Most people would rather not be killed. I know, that’s a painfully obvious point to make, but it has implications if you’re a fictional murderer. Among other things, it means that you have to pick your time. It’s easiest to commit the crime if the victim is already vulnerable, or at the very least, unsuspecting. For the author, that’s not always easy to pull off in a believable way, but there are plenty of examples of how this can work. Here are a few of them, to show you what I mean.
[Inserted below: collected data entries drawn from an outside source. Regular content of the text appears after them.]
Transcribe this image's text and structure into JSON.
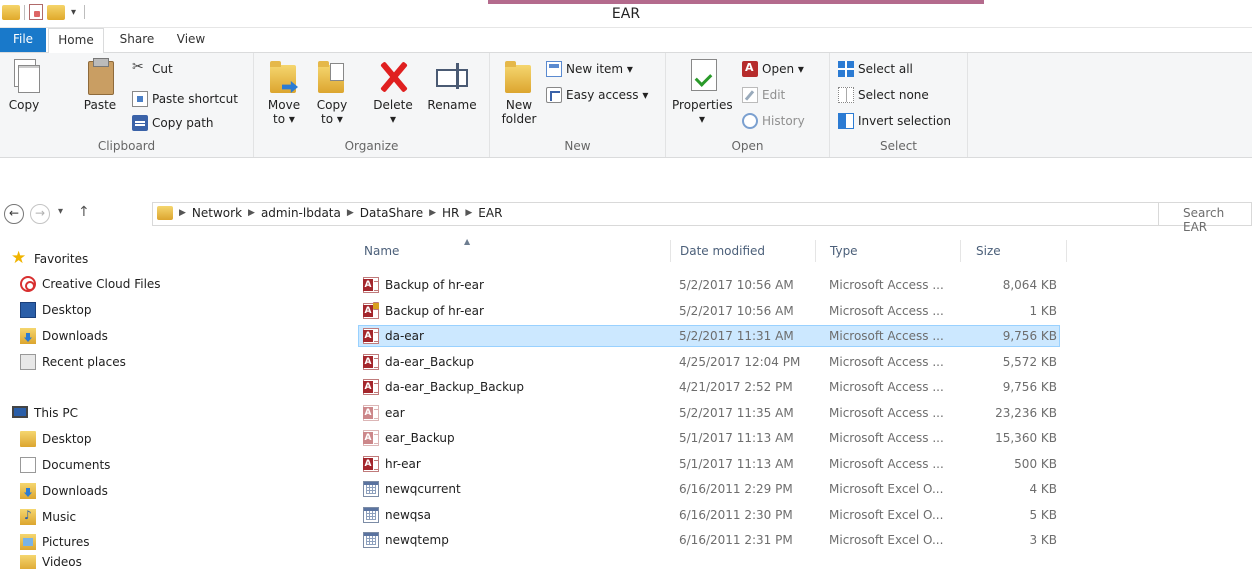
{
  "window": {
    "title": "EAR"
  },
  "ribbon_tabs": {
    "file": "File",
    "home": "Home",
    "share": "Share",
    "view": "View"
  },
  "ribbon": {
    "clipboard": {
      "label": "Clipboard",
      "copy": "Copy",
      "paste": "Paste",
      "cut": "Cut",
      "copy_path": "Copy path",
      "paste_shortcut": "Paste shortcut"
    },
    "organize": {
      "label": "Organize",
      "move_to": "Move to ▾",
      "move_to_line1": "Move",
      "move_to_line2": "to ▾",
      "copy_to_line1": "Copy",
      "copy_to_line2": "to ▾",
      "delete": "Delete",
      "delete_arrow": "▾",
      "rename": "Rename"
    },
    "new": {
      "label": "New",
      "new_folder_line1": "New",
      "new_folder_line2": "folder",
      "new_item": "New item ▾",
      "easy_access": "Easy access ▾"
    },
    "open": {
      "label": "Open",
      "properties": "Properties",
      "properties_arrow": "▾",
      "open": "Open ▾",
      "edit": "Edit",
      "history": "History"
    },
    "select": {
      "label": "Select",
      "select_all": "Select all",
      "select_none": "Select none",
      "invert_selection": "Invert selection"
    }
  },
  "address": {
    "crumbs": [
      "Network",
      "admin-lbdata",
      "DataShare",
      "HR",
      "EAR"
    ],
    "search_placeholder": "Search EAR"
  },
  "nav": {
    "favorites": "Favorites",
    "favorites_items": [
      "Creative Cloud Files",
      "Desktop",
      "Downloads",
      "Recent places"
    ],
    "this_pc": "This PC",
    "pc_items": [
      "Desktop",
      "Documents",
      "Downloads",
      "Music",
      "Pictures",
      "Videos"
    ]
  },
  "columns": {
    "name": "Name",
    "date": "Date modified",
    "type": "Type",
    "size": "Size"
  },
  "files": [
    {
      "name": "Backup of hr-ear",
      "date": "5/2/2017 10:56 AM",
      "type": "Microsoft Access ...",
      "size": "8,064 KB",
      "icon": "access-icon"
    },
    {
      "name": "Backup of hr-ear",
      "date": "5/2/2017 10:56 AM",
      "type": "Microsoft Access ...",
      "size": "1 KB",
      "icon": "access-lock-icon"
    },
    {
      "name": "da-ear",
      "date": "5/2/2017 11:31 AM",
      "type": "Microsoft Access ...",
      "size": "9,756 KB",
      "icon": "access-icon",
      "selected": true
    },
    {
      "name": "da-ear_Backup",
      "date": "4/25/2017 12:04 PM",
      "type": "Microsoft Access ...",
      "size": "5,572 KB",
      "icon": "access-icon"
    },
    {
      "name": "da-ear_Backup_Backup",
      "date": "4/21/2017 2:52 PM",
      "type": "Microsoft Access ...",
      "size": "9,756 KB",
      "icon": "access-icon"
    },
    {
      "name": "ear",
      "date": "5/2/2017 11:35 AM",
      "type": "Microsoft Access ...",
      "size": "23,236 KB",
      "icon": "access-faded-icon"
    },
    {
      "name": "ear_Backup",
      "date": "5/1/2017 11:13 AM",
      "type": "Microsoft Access ...",
      "size": "15,360 KB",
      "icon": "access-faded-icon"
    },
    {
      "name": "hr-ear",
      "date": "5/1/2017 11:13 AM",
      "type": "Microsoft Access ...",
      "size": "500 KB",
      "icon": "access-icon"
    },
    {
      "name": "newqcurrent",
      "date": "6/16/2011 2:29 PM",
      "type": "Microsoft Excel O...",
      "size": "4 KB",
      "icon": "excel-icon"
    },
    {
      "name": "newqsa",
      "date": "6/16/2011 2:30 PM",
      "type": "Microsoft Excel O...",
      "size": "5 KB",
      "icon": "excel-icon"
    },
    {
      "name": "newqtemp",
      "date": "6/16/2011 2:31 PM",
      "type": "Microsoft Excel O...",
      "size": "3 KB",
      "icon": "excel-icon"
    }
  ],
  "colors": {
    "file_tab": "#1979ca",
    "selection": "#cce8ff",
    "selection_border": "#99d1ff",
    "accent": "#b46b8d"
  }
}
In Agatha Christie’s One, Two, Buckle My Shoe, we are introduced to powerful banker Alistair Blunt. He’s made more than his share of enemies, and he’s generally a careful person, partly for that reason. One day, he goes to see his dentist, Henry Morley, because of a toothache. Later, Morley is found shot in his surgery. And one real possibility is that the intended victim was Blunt himself. After all, people are quite vulnerable when they’re in the dentist’s chair. Chief Inspector Japp’s been told by his superiors to make this case a priority, since Blunt is considered important for national security. Then, there’s another death. A patient of Morley’s dies from a suspected overdose of drugs. When Japp finds out that Hercule Poirot was also at Morley’s office on the day of the murder, he contacts Poirot, and the two work together to find out the truth behind the two murders.
Christianna Brand’s Green For Danger takes place mostly at Heron Park Hospital, which has been converted for military (WWII) use. One day, a postman named Joseph Higgins is brought to the hospital with a broken femur. It’s considered a straightforward operation, and he’s brought in for surgery. Tragically, Higgins dies during the procedure. Inspector Cockrill of the Kent Police is brought in to ‘rubber-stamp’ the report of accidental death. Higgins’ wife, though, does not accept that explanation. She says that Higgins was murdered. Then, one of the hospital nurses has too much to drink at a party, and blurts out that she knows Higgins was murdered, and she knows how it was accomplished. Later that night, she, too, is killed. Now, Cockrill is sure this is a case of murder, and puts the focus of his search on the people who were present when Higgins died. It certainly shows how vulnerable people can be during surgery. Right, fans of Ngaio Marsh’s The Nursing Home Murder?
One plot thread of Ruth Rendell’s Simisola concerns the murder of Annette Bystock. She works at the local Employment Bureau, trying to match available jobs with unemployed people who can fill them. One day, she’s found murdered in her bed. Inspector Reg Wexford and his team begin to trace her last days, and discover that, shortly before she was murdered, she had an appointment with a young woman named Melanie Akande. Melanie has since gone missing, and Wexford and the team wonder whether the two incidents are related. And so they turn out to be, only not in the obvious way. It turns out that, on the day she died, Annette had stayed home from work because she was ill. Her vulnerability, and the fact that she was unsuspecting, made her easy prey for the killer.
In Zoran Drvenkar’s You, we are introduced to a character called the Traveler. His part of the story begins in 1995, during a terrible snowstorm that’s blocked the road between Bad Hersfeld and Eisenach. Many vehicles are stranded on the road, and even emergency vehicles can’t get through because of the snow. Everyone in that traffic mess is extremely vulnerable, and not just because of the snow and the cold. With everyone stuck, the Traveler has plenty of ready-made victims. He works his way along the line of cars, leaving twenty-six people dead by the time the road is cleared. He’s able to make his escape, and as the story goes on, we see what happens to him in the ensuing years.
And then there’s Max Kinning’s Baptism. In that novel, we meet George Wakeham, a London Underground driver. Early one morning, three hostage-takers break into his home, capturing his wife and children. Wakeham is told that his only chance of saving his family is to do exactly what their captors say. Then, they give him a mobile ‘phone and tell him to follow precisely the instructions they give him. This Wakeham agrees to do (what choice does he have?). He’s told to go to his job as usual, and take his place driving his usual train. What he doesn’t know at first is that the hostage-takers have boarded the train as well, and they have his family with them. Wakeham starts his route as usual, but before long, one of the hostage-takers joins him in the cab. He’s soon told to stop the train, and it’s only then that he sees what his enemies really wanted from him. The train is now stopped in an underground tunnel with over 400 very vulnerable people aboard. Word of the captured train gets out, and Detective Chief Inspector (DCI) Ed Mallory is assigned to contact the hostage-takers, find out what they want, and free the passengers. It’s not going to be easy, though, as this is a group of fanatics with a very specific purpose in mind. As Mallory tries to find out what he can, Wakeham tries to save his own life and those of his family members.
There are lots of other examples, too, of stories where the murderer (or would-be murderer) tries to choose a time when the victim will be especially vulnerable. It can add real tension to a story, and it makes sense. It’s easiest to target a victim who’s at a disadvantage.
*NOTE: The title of this post is a line from Secondhand Serenade’s Vulnerable.